Bonnie Harnden is a psychoanalyst, creative arts therapist, and couple and family therapist specializing in the intersection of talk therapy, drama therapy, somatic practices, and clinical research. At Concordia, she serves as a full Professor and is the founder and coordinator of the specialized Graduate Certificate in Play Therapy.

Her research focuses on translating complex clinical data into accessible, arts-based media to support mental health professionals on the front lines and examines the trauma that occurs in the space between us, specifically within the relational dynamics of caregivers and children. She is commited to exploring embodiment as a way of knowing and art as a way of teaching, often focusing on the neurobiology of awe and gratitude as essential tools for nervous system resilience and professional sustainability.

Publications

Selected publications / works of interest

  • Greenfield, B., Harnden, B. Previously Suicidal Adolescents: Predictors of Six-Month Outcome. (2008). Journal of the Canadian Academy of Child and Adolescent Psychiatry. 17(4): 197-201.
  • Harnden, B., Rosales, A., Greenfield, B. Outpatient art therapy with a suicidal adolescent female. (2004). The Arts in Psychotherapy. 31 (3); 165-180.
  • Harnden, B. (2008). Reverie on Becoming an Analyst. (2008). Canadian Journal of Psychoanalysis. 16: 305-310.

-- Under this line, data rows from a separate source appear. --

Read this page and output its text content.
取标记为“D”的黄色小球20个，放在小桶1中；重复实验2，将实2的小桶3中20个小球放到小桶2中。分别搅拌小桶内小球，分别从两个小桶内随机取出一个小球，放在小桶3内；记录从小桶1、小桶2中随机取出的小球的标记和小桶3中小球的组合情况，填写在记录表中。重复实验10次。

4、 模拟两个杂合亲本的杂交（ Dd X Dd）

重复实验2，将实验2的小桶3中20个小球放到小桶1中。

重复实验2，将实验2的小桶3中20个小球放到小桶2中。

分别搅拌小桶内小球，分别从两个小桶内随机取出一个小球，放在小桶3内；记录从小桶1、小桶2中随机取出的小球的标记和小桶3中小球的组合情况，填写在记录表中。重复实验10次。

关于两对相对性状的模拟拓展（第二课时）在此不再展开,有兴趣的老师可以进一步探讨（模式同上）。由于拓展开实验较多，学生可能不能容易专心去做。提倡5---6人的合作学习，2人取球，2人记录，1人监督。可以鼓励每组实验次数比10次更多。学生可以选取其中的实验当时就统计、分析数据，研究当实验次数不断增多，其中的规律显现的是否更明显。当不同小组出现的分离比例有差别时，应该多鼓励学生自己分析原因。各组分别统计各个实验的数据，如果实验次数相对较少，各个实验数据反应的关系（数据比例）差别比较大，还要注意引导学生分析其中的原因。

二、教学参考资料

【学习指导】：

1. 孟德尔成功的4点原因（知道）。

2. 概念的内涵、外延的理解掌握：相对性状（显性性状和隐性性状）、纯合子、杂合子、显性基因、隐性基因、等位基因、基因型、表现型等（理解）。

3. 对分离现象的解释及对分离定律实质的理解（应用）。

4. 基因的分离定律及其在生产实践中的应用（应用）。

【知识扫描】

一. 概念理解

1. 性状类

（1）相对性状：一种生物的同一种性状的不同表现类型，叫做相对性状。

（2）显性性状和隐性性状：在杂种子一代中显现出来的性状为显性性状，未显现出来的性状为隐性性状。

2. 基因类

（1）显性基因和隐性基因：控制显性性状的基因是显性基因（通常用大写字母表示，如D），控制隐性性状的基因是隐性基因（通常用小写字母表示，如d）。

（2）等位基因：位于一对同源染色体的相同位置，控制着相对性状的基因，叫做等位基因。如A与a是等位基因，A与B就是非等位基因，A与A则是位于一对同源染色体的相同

Bonnie has also co-authored another publication during the 2008 calendar year on the Borderline Personality Disorder (BPD) data set while collaborating with Dr. Brian Greenfield in the Department of Psychiatry of McGill University Faculty of Medicine.  They will soon submit their findings concerning the four-year follow-up of that BPD cohort, which they conducted through funding from the Hogg Family Foundation ($165,000) and the Montreal Children's Hospital Foundation ($15,000), and for which Bonnie was a co-investigator.